Anyone else heard strange knocking inside the walls of really old houses?

by Lena H. · 2 weeks ago 10 views 0 replies
Lena H.
Lena H.
Member
4 posts
Joined Apr 2025
2 weeks ago
#9623

Old houses make all kinds of weird noises, that's just a fact. I live in a 17th century farmhouse in Northumberland and the walls knock, creak and groan pretty much constantly. Took me ages to stop jumping out of my skin every time.

Honestly most of it turns out to be thermal expansion - old stonework and timber reacts a lot to temperature changes, especially at night when things cool down.

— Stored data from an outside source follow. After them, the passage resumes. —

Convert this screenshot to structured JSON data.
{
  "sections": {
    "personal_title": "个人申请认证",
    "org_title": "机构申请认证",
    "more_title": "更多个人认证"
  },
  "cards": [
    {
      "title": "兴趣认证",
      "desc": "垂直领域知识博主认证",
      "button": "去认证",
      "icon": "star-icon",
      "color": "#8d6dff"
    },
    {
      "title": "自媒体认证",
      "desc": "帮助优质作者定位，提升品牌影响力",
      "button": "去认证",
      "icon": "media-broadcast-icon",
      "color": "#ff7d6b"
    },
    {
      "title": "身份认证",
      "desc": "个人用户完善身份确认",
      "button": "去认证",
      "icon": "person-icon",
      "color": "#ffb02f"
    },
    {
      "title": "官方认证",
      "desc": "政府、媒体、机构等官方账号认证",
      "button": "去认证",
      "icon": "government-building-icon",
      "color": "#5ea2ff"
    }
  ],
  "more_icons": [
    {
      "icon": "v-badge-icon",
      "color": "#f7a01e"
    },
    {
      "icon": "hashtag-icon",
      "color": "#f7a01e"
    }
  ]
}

Pipes too if the plumbing hasnt been updated since the dark ages like mine.

That said there was one stretch last winter where the knocking had a definite rhythm to it, three short knocks repeated, and I couldn't find any rational explanation for it. Checked everything. Nothing. So I do wonder sometimes.

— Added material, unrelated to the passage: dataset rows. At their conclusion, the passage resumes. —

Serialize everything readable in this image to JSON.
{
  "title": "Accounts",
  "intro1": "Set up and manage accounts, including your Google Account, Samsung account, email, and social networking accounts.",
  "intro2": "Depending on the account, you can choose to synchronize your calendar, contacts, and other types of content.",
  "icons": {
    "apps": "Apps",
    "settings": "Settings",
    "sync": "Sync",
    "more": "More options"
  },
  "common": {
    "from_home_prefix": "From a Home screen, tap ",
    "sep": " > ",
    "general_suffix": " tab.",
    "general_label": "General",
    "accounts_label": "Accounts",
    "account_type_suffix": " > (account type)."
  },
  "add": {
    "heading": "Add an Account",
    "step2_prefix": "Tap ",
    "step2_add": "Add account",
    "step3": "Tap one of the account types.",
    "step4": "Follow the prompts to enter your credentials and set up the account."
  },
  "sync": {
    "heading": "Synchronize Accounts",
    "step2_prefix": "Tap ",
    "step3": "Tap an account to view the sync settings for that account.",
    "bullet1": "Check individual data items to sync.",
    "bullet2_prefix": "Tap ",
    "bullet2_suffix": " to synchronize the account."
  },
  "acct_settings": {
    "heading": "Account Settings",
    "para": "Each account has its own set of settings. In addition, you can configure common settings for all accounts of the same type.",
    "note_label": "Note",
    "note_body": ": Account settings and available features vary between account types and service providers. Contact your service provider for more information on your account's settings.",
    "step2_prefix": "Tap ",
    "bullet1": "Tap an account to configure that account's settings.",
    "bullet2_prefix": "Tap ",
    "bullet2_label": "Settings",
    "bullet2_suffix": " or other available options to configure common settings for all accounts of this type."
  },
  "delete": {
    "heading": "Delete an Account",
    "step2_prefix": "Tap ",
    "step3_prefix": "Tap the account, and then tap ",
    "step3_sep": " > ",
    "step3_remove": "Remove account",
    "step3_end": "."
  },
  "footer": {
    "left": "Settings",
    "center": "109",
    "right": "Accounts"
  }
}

Not saying its definitely paranormal but I'm not ready to completely rule it out either. Has anyone actually managed to properly document something like this, like with recordings or anything? Would be curious to know if theres a pattern to when it happens in other peoples homes.

MistyShadow
MistyShadow
Member
2 posts
Joined Jul 2025
1 week ago
#9764

Glastonbury is absolutely full of this. The older limestone buildings here practically breathe - you can hear distinct rhythmic knocking that doesn't match any pipe work or thermal expansion pattern I've been able to identify after years of investigating.

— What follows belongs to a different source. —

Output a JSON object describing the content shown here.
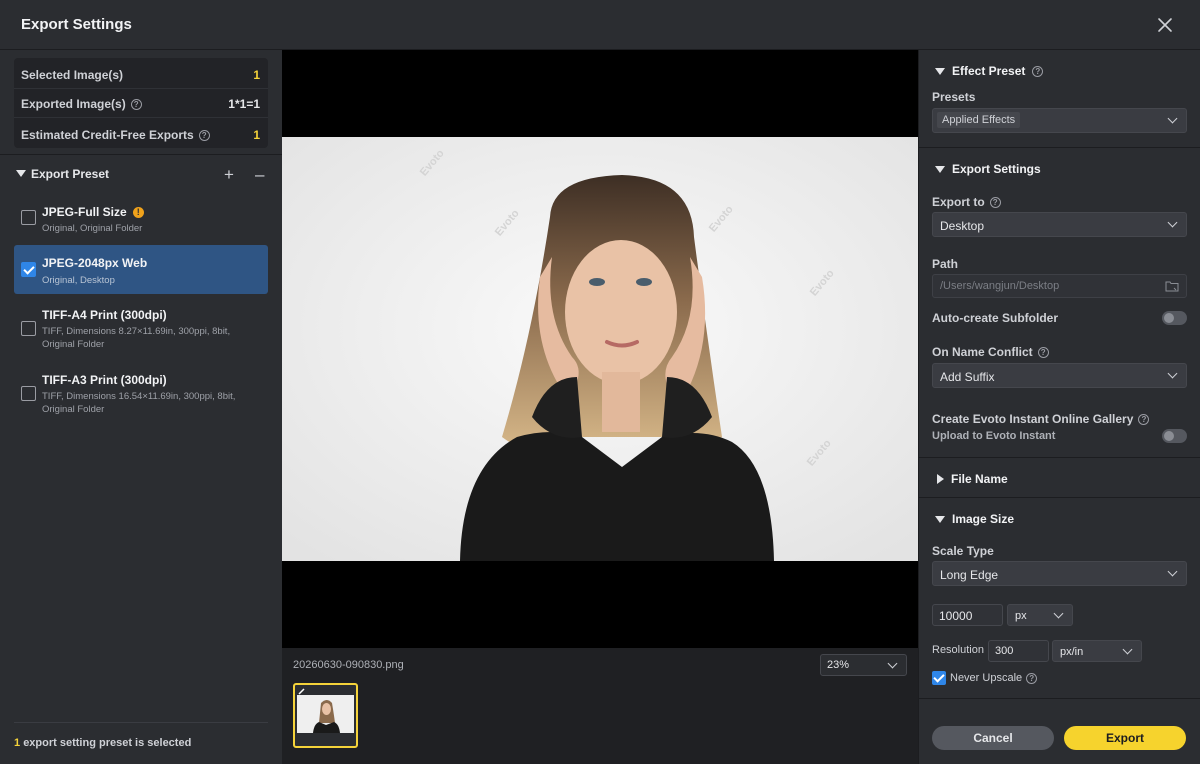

What I'd specifically flag is the difference between random structural settling (irregular intervals, varies with temperature) and the stuff that genuinely makes you stop and pay attention - which tends to come in sequences of three or responds to stimulus. I've documented the latter in a couple of properties on the high street using contact mics against the internal walls and the waveforms are genuinely odd, much more consistent than you'd expect from a mechanical source.

A 17th century farmhouse in Northumberland is exactly teh kind of location where you'd want to do baseline recordings across different seasons before drawing any conclusions though. Are you keeping any kind of log of when they occur?